I’m out of my seat, running into the kitchen before Cody even opens his eyes again. I tap on the glass countertop, bringing it out of its hibernation.

“Numbers,” I tell Kaelen, who is by my side in a flash. “She left the final clue in a sequence of numbers.”

With a swoop of his hand, Kaelen clears the clutter of virtual pictures, documents, and videos in front of us and opens a blank white tableau. I grab a pen device, just like the one in Cody’s lab, from a holster on the refrigerator door and scribble down the numbers Cody plays twice a week in the lottery.




“Are you sure about this?” Kaelen asks, tilting his head to read what I’ve written.

“Maxxer knows my brain is designed to pick up patterns. It only makes sense that she would try to speak to me in numbers.”

I study the sequence, immediately noticing they are listed in ascending order. “Cody!” I call back toward the living room. “Is this the order you remember them in?”

Silence follows and I lean around the corner of the kitchen wall to see that Cody is still sitting on the couch staring into space, looking dazed.

“Cody?” I repeat.

“No.” I hear his quiet mumble. And then, “The lotto machine puts them in that order when it prints the ticket.”

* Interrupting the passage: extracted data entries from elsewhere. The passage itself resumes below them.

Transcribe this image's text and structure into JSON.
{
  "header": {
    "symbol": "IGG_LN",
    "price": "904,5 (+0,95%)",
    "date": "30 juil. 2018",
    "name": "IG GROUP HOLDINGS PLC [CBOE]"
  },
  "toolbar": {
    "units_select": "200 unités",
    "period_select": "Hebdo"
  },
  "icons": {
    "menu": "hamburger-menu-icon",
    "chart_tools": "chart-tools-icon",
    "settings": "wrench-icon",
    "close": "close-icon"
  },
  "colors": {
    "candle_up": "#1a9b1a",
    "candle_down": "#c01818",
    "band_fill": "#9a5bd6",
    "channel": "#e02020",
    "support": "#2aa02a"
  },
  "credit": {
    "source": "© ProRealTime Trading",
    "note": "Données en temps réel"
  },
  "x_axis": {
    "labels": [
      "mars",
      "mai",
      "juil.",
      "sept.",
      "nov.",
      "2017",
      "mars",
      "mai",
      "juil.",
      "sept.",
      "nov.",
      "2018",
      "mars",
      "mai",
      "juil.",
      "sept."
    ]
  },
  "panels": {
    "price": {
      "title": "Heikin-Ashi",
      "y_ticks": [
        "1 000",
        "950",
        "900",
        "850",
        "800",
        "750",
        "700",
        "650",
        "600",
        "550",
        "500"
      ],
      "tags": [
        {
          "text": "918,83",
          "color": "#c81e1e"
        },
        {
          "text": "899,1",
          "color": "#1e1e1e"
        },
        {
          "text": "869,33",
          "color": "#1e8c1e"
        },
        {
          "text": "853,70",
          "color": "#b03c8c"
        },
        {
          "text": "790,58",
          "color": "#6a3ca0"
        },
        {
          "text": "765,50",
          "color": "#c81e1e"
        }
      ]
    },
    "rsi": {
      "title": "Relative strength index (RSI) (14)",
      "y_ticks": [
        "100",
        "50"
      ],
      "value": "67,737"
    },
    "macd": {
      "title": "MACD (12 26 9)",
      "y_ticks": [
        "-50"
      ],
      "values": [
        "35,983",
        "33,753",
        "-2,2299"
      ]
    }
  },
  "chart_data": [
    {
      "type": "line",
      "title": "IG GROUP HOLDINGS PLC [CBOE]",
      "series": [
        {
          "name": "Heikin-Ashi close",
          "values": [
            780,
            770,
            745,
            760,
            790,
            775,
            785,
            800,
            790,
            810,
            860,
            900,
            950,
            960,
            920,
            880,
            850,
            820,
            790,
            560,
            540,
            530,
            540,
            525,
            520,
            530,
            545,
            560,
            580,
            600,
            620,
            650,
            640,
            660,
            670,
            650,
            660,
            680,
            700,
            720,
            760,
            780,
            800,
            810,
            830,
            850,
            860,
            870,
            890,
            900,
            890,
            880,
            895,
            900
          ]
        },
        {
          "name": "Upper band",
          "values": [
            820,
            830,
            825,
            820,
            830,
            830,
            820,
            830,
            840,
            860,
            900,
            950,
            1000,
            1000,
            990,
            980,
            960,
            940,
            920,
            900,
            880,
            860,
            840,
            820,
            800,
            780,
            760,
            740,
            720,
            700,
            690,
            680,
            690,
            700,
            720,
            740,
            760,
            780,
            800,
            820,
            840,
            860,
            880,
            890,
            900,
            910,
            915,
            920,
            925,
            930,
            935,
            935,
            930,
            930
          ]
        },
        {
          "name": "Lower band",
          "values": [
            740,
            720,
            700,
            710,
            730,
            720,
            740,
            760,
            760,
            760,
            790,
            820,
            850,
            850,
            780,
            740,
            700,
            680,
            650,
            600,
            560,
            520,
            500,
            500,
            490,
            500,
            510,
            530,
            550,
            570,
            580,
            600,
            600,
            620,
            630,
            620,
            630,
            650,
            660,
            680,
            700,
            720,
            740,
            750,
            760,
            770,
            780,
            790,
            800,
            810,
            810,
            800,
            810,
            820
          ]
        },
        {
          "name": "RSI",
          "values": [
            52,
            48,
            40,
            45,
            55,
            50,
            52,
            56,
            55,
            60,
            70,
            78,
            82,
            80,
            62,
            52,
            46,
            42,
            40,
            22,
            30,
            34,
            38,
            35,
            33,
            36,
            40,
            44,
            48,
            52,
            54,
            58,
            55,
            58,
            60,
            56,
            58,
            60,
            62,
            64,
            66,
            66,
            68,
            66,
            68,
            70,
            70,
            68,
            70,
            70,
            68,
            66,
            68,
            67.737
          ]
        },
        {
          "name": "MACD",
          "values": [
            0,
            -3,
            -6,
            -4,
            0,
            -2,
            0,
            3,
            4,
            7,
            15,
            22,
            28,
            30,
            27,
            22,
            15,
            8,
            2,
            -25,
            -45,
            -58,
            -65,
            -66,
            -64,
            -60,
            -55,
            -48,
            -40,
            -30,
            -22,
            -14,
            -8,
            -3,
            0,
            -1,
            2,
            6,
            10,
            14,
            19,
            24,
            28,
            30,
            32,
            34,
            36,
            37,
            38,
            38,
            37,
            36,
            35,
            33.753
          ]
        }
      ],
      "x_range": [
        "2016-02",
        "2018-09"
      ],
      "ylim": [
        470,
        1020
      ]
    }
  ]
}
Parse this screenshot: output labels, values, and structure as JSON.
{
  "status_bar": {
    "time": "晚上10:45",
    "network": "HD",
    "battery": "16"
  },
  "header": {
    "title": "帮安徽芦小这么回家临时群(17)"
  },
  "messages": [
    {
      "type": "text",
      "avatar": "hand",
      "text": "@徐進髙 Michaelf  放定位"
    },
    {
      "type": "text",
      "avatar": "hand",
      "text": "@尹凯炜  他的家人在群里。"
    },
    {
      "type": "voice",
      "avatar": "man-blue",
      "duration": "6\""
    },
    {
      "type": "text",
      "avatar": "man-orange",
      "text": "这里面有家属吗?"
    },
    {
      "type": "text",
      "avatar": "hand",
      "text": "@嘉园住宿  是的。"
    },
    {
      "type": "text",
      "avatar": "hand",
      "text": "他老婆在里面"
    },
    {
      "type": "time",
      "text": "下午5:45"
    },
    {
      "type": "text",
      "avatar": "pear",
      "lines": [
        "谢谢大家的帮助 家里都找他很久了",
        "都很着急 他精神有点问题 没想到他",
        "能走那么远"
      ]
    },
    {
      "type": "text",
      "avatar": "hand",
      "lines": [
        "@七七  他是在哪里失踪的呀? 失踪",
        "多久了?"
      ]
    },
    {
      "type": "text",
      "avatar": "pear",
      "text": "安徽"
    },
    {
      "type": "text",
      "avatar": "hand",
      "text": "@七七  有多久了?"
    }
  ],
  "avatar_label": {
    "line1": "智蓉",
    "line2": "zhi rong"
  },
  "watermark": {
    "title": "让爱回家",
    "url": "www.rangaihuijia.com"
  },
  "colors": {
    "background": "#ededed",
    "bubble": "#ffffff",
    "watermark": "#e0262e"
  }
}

“So what order do you remember them in?”

He doesn’t reply for a minute. I think he’s gone into shock. Nineteen years of his life he’s been carrying this around. Never knowing what it was. Never understanding why. Never expecting that eventually a girl would appear out of thin air, claiming to be from another century, asking him about a series of seemingly insignificant numbers in his mind, telling him that they mean something. That they lead to something.

I guess I can’t fault him for feeling just the slightest bit stupefied.

But finally, he speaks. His voice faint. Trancelike. He lists the numbers one by one, pausing for long stretches of time between them. As though reciting each digit robs him of every ounce of energy he has left and he has to wait until he can replenish before starting again.